Milch aus dem Land
Milch, Käse, Butter oder Joghurt aus Milch von einheimischen Bauernhöfen: Dafür sorgen die genossenschaftlichen Milchwerke in Baden-Württemberg. Sie erfassen, veredeln und vermarkten jährlich rund 1,5 Milliarden Kilogramm Milch. Der größte Teil der Milch aus dem Land, knapp 40 Prozent, wird zu Käse verarbeitet.
Die acht genossenschaftlichen Milchwerke in Baden-Württemberg haben im Jahr 2009 knapp 0,8 Mrd. Euro umgesetzt.
Mit ihrer Mitgliedschaft in einem genossenschaftlichen Milchwerk stärken die Landwirte ihre Position auf den Märkten und wirken in der Willensbildung innerhalb der Genossenschaft mit.
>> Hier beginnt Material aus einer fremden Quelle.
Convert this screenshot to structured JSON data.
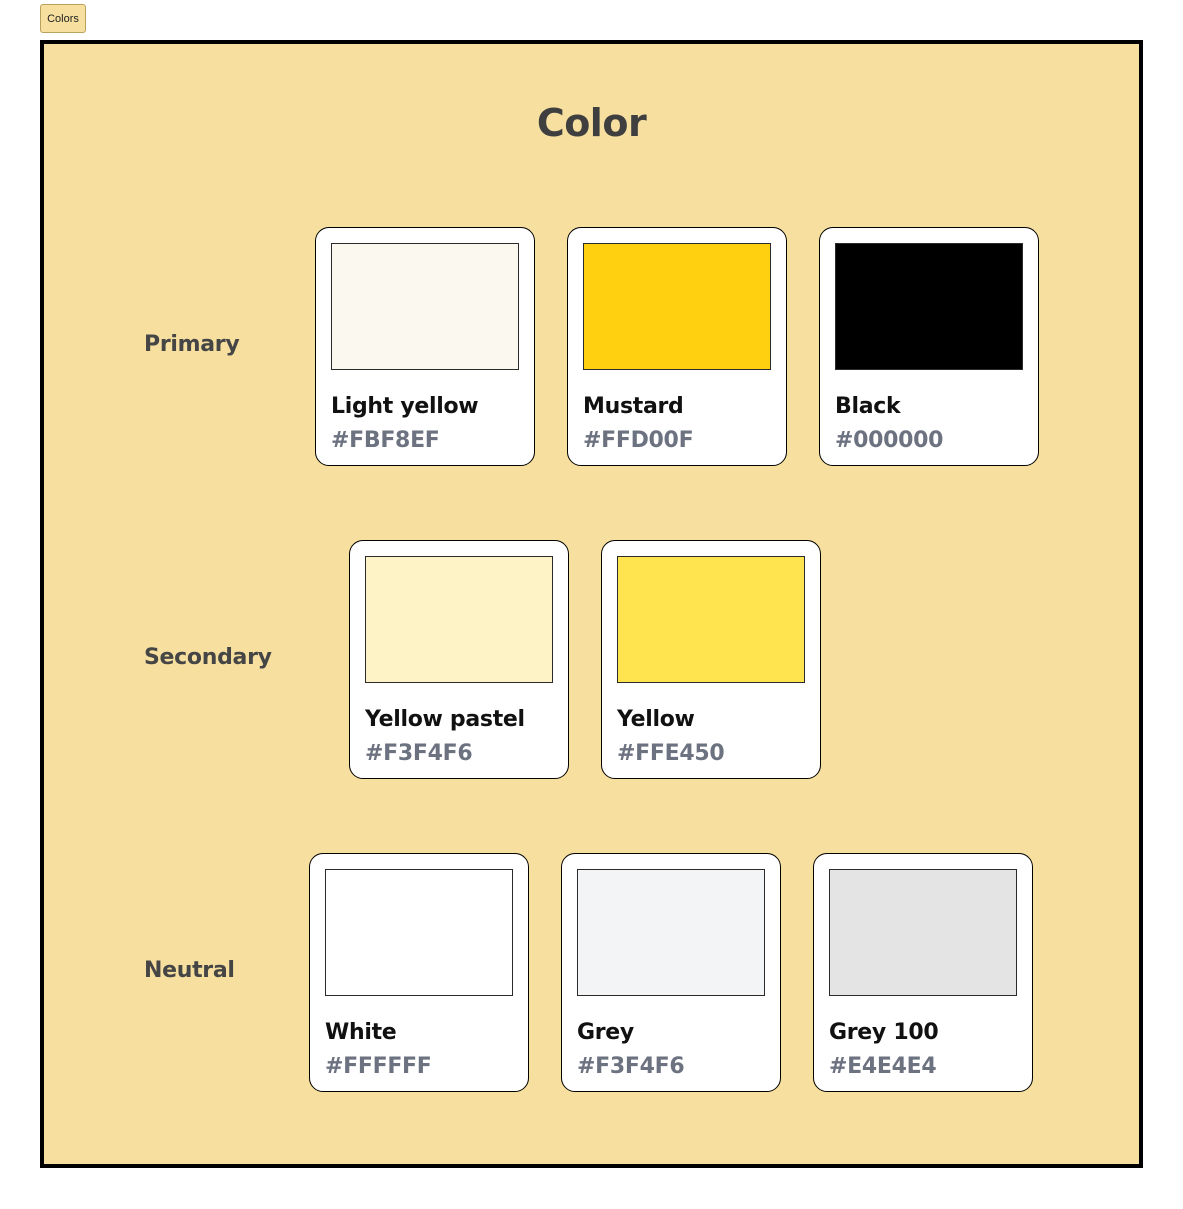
{
  "frame": {
    "tab_label": "Colors"
  },
  "board": {
    "title": "Color"
  },
  "groups": {
    "primary": {
      "label": "Primary",
      "swatches": [
        {
          "name": "Light yellow",
          "hex": "#FBF8EF",
          "color": "#FBF8EF"
        },
        {
          "name": "Mustard",
          "hex": "#FFD00F",
          "color": "#FFD00F"
        },
        {
          "name": "Black",
          "hex": "#000000",
          "color": "#000000"
        }
      ]
    },
    "secondary": {
      "label": "Secondary",
      "swatches": [
        {
          "name": "Yellow pastel",
          "hex": "#F3F4F6",
          "color": "#FEF3C7"
        },
        {
          "name": "Yellow",
          "hex": "#FFE450",
          "color": "#FFE450"
        }
      ]
    },
    "neutral": {
      "label": "Neutral",
      "swatches": [
        {
          "name": "White",
          "hex": "#FFFFFF",
          "color": "#FFFFFF"
        },
        {
          "name": "Grey",
          "hex": "#F3F4F6",
          "color": "#F3F4F6"
        },
        {
          "name": "Grey 100",
          "hex": "#E4E4E4",
          "color": "#E4E4E4"
        }
      ]
    }
  },
  "colors": {
    "board_background": "#F7E09F",
    "label_text": "#454545",
    "hex_text": "#6C7280"
  }
}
Die Genossenschaft ist ihr verlängerter Arm in die Regale des Einzelhandels hinein. Mit dieser Rechtsform gibt der Landwirt nicht einfach seine Milch als Rohstoff in fremde Hände, sondern er hat Teil an der Wertschöpfung, die durch die Veredelung des Rohstoffes entsteht. Er ist damit Teil einer Solidargemeinschaft, die für ihn ein verlässlicher Partner ist. Vor allem aber bewahrt sich der Landwirt ein Mitspracherecht. Die ehrenamtlichen Vertreter der Milcherzeuger im Vorstand und im Aufsichtsrat eines genossenschaftlichen Milchwerkes bestimmen die Investitions-, Produktpolitik und Vermarktungsstrategie. Über die Rechnungslegung vor den Mitgliedern in der Generalversammlung und mit Unterstützung der genossenschaftlichen Prüfung sind unsere Molkereien für ihre Mitglieder gläserne Unternehmen.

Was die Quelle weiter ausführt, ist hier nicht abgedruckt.